0 Items

Electrifying Abs

Muscle-Stimulating Gadgets Won't Provide Six-Pack Abs

March 7, 2002 -- They're everywhere. You can hardly turn on a TV lately without stumbling across infomercials offering a belt-like device that promise rock-hard, six-pack abs without exercise or dieting.

"It would be nice if you could get the kind of muscle development you see in these ads with a simple, electrical device, but you can't," says Kiku Trentylon, a fitness trainer in New York City. "They're selling a fantasy."

But it's an enticing fantasy, and one that is attracting many eager buyers, as sales of these electrical muscle stimulators (EMS) are reported to be brisk.

"The electrical muscle stimulators advertised on television are another attempt to mislead the public into thinking that a simple device can create the perfect stomach," says Robyn M. Stuhr, MA, of the Women's Sports Medicine Center Hospital for Special Surgery in New York. "They may improve muscle endurance, but only in one position. And regardless of the type of abdominal exercise performed, if an individual has a thick pad of fat, they won't see 'six-pack' abs no matter how many repetitions or minutes they spend on their abs."

Despite numerous skeptics, EMS devices have supporters in the medical community. Michael J. Skyhar, MD, a sports orthopaedic surgeon and a staff member of Damluji Research of San Diego, is a spokesperson for Electronic Products Distribution, maker of the Ab Energizer.

"Electrical muscle stimulation is well established in the medical literature as having therapeutic benefits," says Skyhar. "It's a comfortable, safe, and simple way for my patients to strengthen lower back and abdominal muscles."

But the high visibility these products get on TV and the sweeping claims made about their effectiveness are bringing them under greater scrutiny.

Now, the FDA is reportedly looking closely at the claims made by the makers and sellers of these devices to determine whether rules about making unsubstantiated medical claims are being violated.

Let the Buyer Beware

"When someone tells you they will sell you something that will turn you into a he-man overnight, you should be very, very skeptical," says Stephen Rice, MD, PhD, who specializes in sports medicine at the Jersey Shore Medical Center in Neptune, N.J., and is a spokesperson for the American College of Sports Medicine.

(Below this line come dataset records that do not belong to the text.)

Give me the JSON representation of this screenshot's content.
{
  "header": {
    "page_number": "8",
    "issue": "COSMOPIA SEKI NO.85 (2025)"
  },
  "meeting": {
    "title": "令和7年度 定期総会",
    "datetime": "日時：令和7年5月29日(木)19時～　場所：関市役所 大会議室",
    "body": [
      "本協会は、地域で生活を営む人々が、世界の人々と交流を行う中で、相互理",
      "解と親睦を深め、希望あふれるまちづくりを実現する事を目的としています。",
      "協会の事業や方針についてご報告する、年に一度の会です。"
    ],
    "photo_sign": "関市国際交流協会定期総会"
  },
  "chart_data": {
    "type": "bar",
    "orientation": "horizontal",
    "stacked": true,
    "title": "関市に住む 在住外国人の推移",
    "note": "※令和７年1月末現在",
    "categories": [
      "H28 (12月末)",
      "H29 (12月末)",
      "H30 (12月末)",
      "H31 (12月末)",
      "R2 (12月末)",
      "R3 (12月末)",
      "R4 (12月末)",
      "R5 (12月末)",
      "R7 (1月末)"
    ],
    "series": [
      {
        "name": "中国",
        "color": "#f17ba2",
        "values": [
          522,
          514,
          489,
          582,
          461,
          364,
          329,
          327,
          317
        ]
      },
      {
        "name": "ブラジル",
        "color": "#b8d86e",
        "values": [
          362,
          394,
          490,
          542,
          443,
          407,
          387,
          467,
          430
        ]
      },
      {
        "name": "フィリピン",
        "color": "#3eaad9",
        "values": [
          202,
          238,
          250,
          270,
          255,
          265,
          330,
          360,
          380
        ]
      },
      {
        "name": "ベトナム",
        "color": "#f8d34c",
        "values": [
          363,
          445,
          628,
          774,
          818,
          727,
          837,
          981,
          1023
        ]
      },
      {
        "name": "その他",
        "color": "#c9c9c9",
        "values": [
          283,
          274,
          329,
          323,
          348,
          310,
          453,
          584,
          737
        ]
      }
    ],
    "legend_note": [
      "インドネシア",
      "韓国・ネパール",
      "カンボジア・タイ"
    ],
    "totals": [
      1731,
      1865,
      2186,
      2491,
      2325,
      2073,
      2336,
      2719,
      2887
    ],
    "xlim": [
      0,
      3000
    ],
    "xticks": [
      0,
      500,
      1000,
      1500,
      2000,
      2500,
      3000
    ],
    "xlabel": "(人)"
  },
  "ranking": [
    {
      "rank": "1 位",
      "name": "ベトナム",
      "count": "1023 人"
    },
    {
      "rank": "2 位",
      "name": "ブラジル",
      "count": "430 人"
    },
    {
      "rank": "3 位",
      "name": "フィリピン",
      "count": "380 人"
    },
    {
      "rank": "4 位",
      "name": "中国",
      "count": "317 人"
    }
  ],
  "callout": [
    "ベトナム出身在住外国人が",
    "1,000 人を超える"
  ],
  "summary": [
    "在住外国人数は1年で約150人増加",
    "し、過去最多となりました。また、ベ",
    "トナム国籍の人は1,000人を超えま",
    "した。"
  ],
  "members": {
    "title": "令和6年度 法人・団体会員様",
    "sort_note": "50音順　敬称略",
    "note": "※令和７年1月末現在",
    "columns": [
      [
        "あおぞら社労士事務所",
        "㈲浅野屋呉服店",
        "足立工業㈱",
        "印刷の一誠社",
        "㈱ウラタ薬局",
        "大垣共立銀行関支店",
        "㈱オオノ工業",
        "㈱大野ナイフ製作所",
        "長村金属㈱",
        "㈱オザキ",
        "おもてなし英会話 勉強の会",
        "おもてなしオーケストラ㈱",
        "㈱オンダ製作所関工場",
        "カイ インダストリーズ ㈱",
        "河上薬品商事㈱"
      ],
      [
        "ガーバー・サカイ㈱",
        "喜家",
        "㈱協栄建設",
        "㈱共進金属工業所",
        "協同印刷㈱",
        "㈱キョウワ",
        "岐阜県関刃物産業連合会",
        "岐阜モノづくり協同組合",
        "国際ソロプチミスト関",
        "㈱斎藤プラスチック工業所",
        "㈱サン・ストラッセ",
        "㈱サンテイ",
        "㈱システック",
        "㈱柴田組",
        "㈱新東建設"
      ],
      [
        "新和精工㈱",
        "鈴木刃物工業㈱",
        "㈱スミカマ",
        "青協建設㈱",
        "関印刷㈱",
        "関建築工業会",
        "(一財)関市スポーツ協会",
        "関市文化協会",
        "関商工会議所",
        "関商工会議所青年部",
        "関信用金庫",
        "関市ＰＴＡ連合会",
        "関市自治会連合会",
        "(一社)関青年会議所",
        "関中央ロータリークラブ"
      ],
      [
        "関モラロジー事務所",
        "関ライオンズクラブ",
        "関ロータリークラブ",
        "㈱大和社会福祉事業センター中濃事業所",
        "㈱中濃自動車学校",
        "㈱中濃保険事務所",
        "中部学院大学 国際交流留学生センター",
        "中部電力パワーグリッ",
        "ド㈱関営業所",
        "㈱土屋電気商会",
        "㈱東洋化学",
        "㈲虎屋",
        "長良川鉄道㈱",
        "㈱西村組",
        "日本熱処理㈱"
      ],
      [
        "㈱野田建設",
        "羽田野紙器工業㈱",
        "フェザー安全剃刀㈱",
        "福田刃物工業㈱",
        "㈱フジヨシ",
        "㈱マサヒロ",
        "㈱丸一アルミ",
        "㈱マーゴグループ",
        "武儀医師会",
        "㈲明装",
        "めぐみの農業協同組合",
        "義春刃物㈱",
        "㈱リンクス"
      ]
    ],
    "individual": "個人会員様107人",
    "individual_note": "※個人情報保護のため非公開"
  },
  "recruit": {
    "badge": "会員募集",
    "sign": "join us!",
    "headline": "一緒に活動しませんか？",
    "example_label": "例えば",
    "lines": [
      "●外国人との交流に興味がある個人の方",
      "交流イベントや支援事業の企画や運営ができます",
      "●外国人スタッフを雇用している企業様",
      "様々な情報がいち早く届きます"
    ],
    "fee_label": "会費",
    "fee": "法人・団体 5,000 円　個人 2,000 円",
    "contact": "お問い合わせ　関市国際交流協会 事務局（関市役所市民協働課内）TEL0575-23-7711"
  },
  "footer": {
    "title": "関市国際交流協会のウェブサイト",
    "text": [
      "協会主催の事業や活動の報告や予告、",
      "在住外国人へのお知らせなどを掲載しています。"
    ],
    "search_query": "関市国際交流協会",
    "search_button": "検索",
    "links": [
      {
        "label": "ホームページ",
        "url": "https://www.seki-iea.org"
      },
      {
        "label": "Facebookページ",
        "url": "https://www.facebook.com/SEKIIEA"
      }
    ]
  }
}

But even if the devices sold on TV can't do what the sellers promise, EMS itself isn't at all hokum, says Rice. EMS devices are an important part of physical therapy for people recovering from certain types of surgery or injury. Among other legitimate medical uses, physical therapists can use EMS to prevent a patient's muscles from shrinking during a long recovery after an accident, for example.

"For the average couch potato who may be getting no exercise at all, these devices may provide some muscle tightening and improved muscle tone," says Rice. "But that will not transfer to the kind of strength for real-world results needed in sports or in some occupations. And it will have no effect on reducing body fat."

To lose fat around the stomach, diet and exercise are still the only useful options, says Carl W. Nissen, MD, associate professor in the departments of orthopedic surgery and sports medicine at the University of Connecticut Health Center in Farmington. "You'd be better off spending your money on good nutrition and a health club membership."

Abs Are 'Core Strength'

Strong abdominal muscles are more than just pretty to look at, say these experts. Developing ab strength leads to better "core strength," meaning that many other muscle groups depend on the support and strength of the abs to do their work without suffering injury.

"You're only as strong as your weakest link," says Rice. "If you don't develop strength along a range of movement in the abdominals, then you aren't really functionally developing the muscle. You may end up with one developed area in the muscle next to many weak areas, and that can lead to injury or strain."

Exercise machines and even "ab rollers" -- curved bars that can help focus the muscle groups used in traditional ab exercises -- can help more than EMS devices. But ab rollers are real exercise, not just stimulation.

"Ab rollers present a difficult challenge and may not be appropriate for beginners with weak abdominals," says Stuhr. "If an individual doesn't have the ability to stabilize their core as their arms stretch forward, there is significant risk of shoulder or back injury. These devices may be a part of a more advanced program."

So, how can you get a flatter, more toned abdomen? Here's Robyn Stuhr's recipe:

  • Reduce overall calories and fat intake.
  • Get regular cardiovascular and strength exercise, under your doctor's supervision, gradually increasing exercise calorie expenditure from 150 to 400 kcal/day..
  • Perform ab exercises with a trainer for a while to make sure you're using the right muscles.
  • During a partial sit-up or abdominal crunch, feel yourself pulling in your stomach. Imagine your belly button pulling in toward your spine.
  • Work your lower abdominals, which contribute to core stability, by learning to maintain a neutral spine during a variety of leg and arm exercises.

So in the end, as usual, there is no magic belt to melt away flab and make muscles bigger and stronger.

It's an old story, says Trentylon, who trains people at gyms in Manhattan, but nothing can replace the time and effort you put into real exercise.

"If electric impulses could replace exercise," she says, "I wouldn't have any clients."